As you can see, regardless of which interpreter you use the benchmark yields the same results. udatetime is the fastest library and especially fast on PyPy. Overall Python datetime is 3 times slower, Arrow is 10 times slower, Delorean is 13 times slower and Pendulum is 18 times slower than udatetime.
If we leave out the results of Python 2.7 and Python 3.5, which would compare all libraries on pure Python level, because udatetime has no C level optimization for PyPy, the results are Python datetime is 5 times slower, Arrow is 12 times slower, Delorean is 13 times slower and Pendulum is 18 times slower than udatetime.
Some people say the efforts you need to invest in performance optimization must yield at least a 10 fold better result after to be worthwhile. I think the results speak for themselves in that regard.

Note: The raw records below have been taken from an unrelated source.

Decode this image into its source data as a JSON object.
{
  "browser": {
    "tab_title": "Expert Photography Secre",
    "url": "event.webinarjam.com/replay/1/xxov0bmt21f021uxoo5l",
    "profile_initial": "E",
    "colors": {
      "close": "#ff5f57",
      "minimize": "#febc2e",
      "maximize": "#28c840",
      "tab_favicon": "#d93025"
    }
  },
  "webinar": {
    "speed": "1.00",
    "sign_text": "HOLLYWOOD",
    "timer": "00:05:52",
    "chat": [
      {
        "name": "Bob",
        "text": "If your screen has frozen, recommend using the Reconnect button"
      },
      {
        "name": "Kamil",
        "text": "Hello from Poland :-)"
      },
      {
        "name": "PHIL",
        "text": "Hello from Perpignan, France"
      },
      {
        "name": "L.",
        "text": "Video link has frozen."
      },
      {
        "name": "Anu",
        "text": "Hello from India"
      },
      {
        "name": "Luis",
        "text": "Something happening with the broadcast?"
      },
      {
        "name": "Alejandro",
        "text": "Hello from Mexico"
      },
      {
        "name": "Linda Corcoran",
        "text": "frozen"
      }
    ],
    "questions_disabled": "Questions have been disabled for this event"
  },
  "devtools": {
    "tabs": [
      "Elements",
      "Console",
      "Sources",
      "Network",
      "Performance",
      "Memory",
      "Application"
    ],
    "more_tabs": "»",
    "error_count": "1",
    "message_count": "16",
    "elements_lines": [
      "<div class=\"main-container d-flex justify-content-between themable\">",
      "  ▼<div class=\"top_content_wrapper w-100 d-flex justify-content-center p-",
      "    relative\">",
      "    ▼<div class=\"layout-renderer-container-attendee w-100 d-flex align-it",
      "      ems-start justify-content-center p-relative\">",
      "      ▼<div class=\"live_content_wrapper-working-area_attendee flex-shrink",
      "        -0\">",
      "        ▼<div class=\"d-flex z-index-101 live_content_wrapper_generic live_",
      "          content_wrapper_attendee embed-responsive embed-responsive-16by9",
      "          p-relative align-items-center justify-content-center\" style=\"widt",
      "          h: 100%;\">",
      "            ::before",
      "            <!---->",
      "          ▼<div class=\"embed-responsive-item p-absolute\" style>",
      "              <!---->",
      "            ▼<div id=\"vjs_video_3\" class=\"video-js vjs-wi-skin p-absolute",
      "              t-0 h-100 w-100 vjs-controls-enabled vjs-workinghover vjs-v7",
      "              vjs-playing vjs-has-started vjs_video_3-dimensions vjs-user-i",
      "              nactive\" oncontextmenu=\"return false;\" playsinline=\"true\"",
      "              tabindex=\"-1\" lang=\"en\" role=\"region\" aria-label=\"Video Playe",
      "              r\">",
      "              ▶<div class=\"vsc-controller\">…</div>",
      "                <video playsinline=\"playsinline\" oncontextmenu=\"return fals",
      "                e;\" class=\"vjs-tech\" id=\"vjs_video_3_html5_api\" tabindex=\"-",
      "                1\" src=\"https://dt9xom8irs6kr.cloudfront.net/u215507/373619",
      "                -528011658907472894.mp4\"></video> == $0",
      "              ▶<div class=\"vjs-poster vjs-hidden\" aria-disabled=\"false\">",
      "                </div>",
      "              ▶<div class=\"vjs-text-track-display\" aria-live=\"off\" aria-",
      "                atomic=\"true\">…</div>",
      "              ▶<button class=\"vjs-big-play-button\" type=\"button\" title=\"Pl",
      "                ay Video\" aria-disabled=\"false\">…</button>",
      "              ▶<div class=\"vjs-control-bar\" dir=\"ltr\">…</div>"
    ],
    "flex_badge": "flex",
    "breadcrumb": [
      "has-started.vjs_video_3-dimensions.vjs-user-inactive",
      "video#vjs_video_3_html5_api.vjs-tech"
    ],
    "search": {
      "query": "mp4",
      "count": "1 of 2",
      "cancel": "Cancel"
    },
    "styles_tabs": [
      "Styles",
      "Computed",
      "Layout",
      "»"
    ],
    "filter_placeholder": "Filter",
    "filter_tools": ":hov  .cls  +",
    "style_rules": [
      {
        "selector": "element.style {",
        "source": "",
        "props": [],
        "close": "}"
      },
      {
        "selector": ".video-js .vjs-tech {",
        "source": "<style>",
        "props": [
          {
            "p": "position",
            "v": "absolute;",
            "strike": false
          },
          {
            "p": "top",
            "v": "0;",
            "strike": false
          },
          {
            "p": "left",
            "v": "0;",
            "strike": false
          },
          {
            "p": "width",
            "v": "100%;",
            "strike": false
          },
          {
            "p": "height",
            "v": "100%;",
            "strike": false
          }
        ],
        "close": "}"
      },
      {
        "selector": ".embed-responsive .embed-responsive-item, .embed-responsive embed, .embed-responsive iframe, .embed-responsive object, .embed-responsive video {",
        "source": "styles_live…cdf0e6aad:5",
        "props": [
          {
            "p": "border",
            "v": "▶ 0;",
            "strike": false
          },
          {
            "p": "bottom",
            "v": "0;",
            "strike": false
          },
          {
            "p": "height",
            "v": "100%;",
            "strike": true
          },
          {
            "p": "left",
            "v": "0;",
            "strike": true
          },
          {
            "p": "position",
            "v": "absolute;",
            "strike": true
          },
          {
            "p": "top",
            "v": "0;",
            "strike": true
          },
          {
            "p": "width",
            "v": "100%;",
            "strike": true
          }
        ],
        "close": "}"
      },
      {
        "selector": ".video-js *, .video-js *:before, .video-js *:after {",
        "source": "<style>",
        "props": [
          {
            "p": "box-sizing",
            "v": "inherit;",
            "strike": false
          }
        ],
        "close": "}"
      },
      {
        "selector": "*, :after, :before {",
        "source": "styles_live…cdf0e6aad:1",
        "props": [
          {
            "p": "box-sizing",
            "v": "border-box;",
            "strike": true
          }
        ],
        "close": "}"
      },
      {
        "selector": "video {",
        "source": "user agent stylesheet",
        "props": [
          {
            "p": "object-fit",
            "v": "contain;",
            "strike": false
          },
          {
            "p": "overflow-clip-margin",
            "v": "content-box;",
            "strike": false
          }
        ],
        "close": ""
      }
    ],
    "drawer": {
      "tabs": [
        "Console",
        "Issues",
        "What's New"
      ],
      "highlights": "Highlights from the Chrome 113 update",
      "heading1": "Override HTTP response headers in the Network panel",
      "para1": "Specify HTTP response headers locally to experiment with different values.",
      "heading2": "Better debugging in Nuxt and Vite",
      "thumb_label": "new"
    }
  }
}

Something which was really alarming were the benchmark results in decoding (parsing). I expected libraries like Arrow and Pendulum to be a little slower than Python datetime because they try several different formats, but I didn’t expect these results.
If you parse date-times a lot and you’re using Arrow, Pendulum or Delorean you should seriously consider using something different for that task, if performance is important. Python datetime is 4 times slower, Arrow 16 times slower, Pendulum 19 times slower and Delorean awesome 20 times slower than udatetime. All of them use dateutil in some way underneath this explains why they show similar bad results.
Here are the detailed results for Python 2.7 and Python 3.5.
I hope I could illustrate the impact of your library choice in general. You don’t need to reinvent the wheel, but sometimes you need to think about what kind of wheels you’re using.